The ketogenic diet is a therapeutic diet that is often used in the management of certain health conditions, such as drug-resistant epilepsy. There are several different variants of the diet that can be applied in different circumstances.
In addition to the different diets outlines below, the ketogenic diet can be administered via a gastrostomy tube. There are also many other variants of ketogenic diets that are practiced in different regions of the world.
The 5 Types of Keto
The classic ketogenic diet requires the involvement of a dietitian, who will make dietary recommendations based on individual characteristics such as age, weight, physical activity culture, and food preferences.
The energy requirements for a child following the ketogenic diet is typically 10-20% less than recommended daily amounts, due to the high-density energy in the fats that make up the majority of the diet. The ratio of fat to carbohydrates and protein combined is approximately 4:1 but may be lower for young or obese children.
A typical meal on the classic ketogenic diet consists of heavy whipping cream, protein-rich food such as meat, low-carbohydrate vegetable, and fats such as butter or vegetable oil. Fruit and vegetables that are high in carbohydrates, such as bananas, potatoes, peas, and corn, are not included in the diet.
It is worth noting that the classic ketogenic diet is not balanced as it includes very few portions of fruits, vegetables, cereals, and sources of calcium.
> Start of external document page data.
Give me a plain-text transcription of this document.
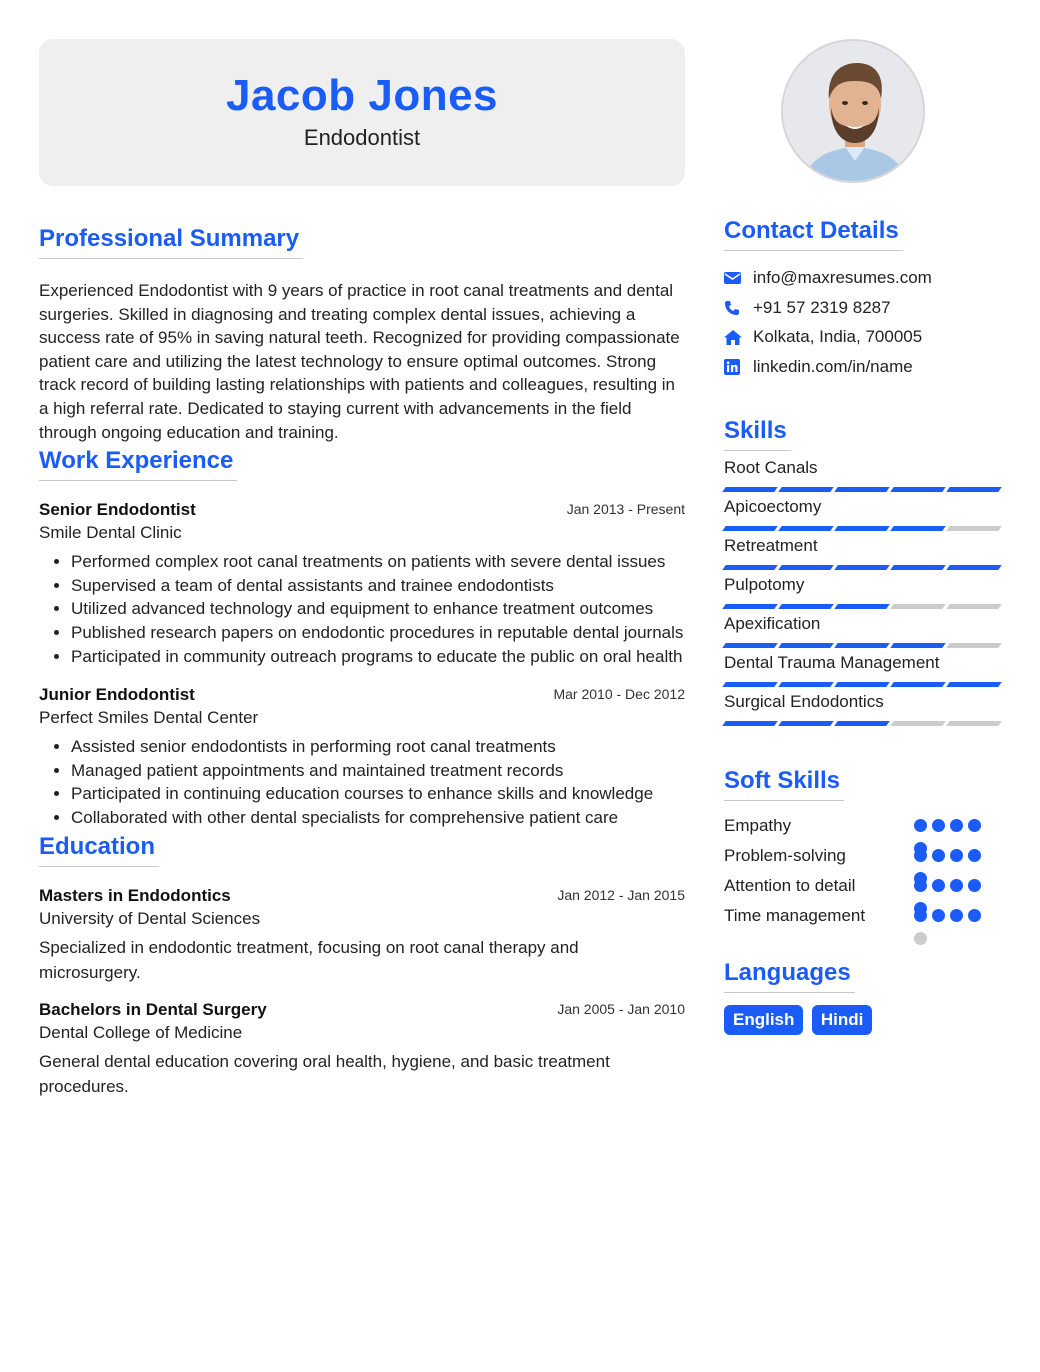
Jacob Jones
Endodontist
Professional Summary
Experienced Endodontist with 9 years of practice in root canal treatments and dental surgeries. Skilled in diagnosing and treating complex dental issues, achieving a success rate of 95% in saving natural teeth. Recognized for providing compassionate patient care and utilizing the latest technology to ensure optimal outcomes. Strong track record of building lasting relationships with patients and colleagues, resulting in a high referral rate. Dedicated to staying current with advancements in the field through ongoing education and training.
Work Experience
Senior Endodontist	Jan 2013 - Present
Smile Dental Clinic
• Performed complex root canal treatments on patients with severe dental issues
• Supervised a team of dental assistants and trainee endodontists
• Utilized advanced technology and equipment to enhance treatment outcomes
• Published research papers on endodontic procedures in reputable dental journals
• Participated in community outreach programs to educate the public on oral health
Junior Endodontist	Mar 2010 - Dec 2012
Perfect Smiles Dental Center
• Assisted senior endodontists in performing root canal treatments
• Managed patient appointments and maintained treatment records
• Participated in continuing education courses to enhance skills and knowledge
• Collaborated with other dental specialists for comprehensive patient care
Education
Masters in Endodontics	Jan 2012 - Jan 2015
University of Dental Sciences
Specialized in endodontic treatment, focusing on root canal therapy and microsurgery.
Bachelors in Dental Surgery	Jan 2005 - Jan 2010
Dental College of Medicine
General dental education covering oral health, hygiene, and basic treatment procedures.
Contact Details
info@maxresumes.com
+91 57 2319 8287
Kolkata, India, 700005
linkedin.com/in/name
Skills
Root Canals
Apicoectomy
Retreatment
Pulpotomy
Apexification
Dental Trauma Management
Surgical Endodontics
Soft Skills
Empathy
Problem-solving
Attention to detail
Time management
Languages
English Hindi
As a result, supplementation is required to compensate for this, which usually includes multivitamin, calcium, and vitamin D supplements.
Medium-chain triglyceride (MCT) variant
MCTs generate more ketones per unit of energy than the long-chain triglycerides that are present in normal dietary fat. Therefore, a diet rich in MCTs can have a lower proportion of fat and more protein and carbohydrates while still producing the same effect. This is preferable, as individuals can have greater variety in their diet while also slightly increasing their portion sizes.
Caution in using high quantities of MCT oil must be practiced, as adverse effects such as abdominal cramping, diarrhea, and vomiting have been reported in high doses. Approximately 45% of MCT oil is considered to be a good balance in the response and risk of side effects.
Modified Atkins diet (MAD)
This variant is based on the Atkins diet and stems from the discovery that the induction phase of the Atkins diet was reported to help in the control of epileptic seizures in 2003. The diet was then modified with the aim to extend the induction phase, which involved higher fat intake than a normal, balanced diet.
This differs from the classic diet, in that the fat to protein and carbohydrate ratio is approximately 1:1. Children following this diet therefore generally require less support from a dietician. Dietary supplements are still required, however, to ensure children receive essential vitamins and minerals.
Low glycemic index treatment (LGIT)
The LGIT variant is a less limiting regimen that is based on the stabilization of blood glucose levels. The concept that carbohydrate restriction and increased fat consumption in the diet is thought to be involved in the mechanism of action of the ketogenic diet is extrapolated to reduce seizure by controlling blood glucose levels.
Intake of fat remains high, with about 60% of calorie intake coming from fats, but more carbohydrates are allowed to be consumed than in other variants, such as the classic or Atkins diet. The restriction is based on the type of carbohydrates, which should have a glycemic index lower than 50.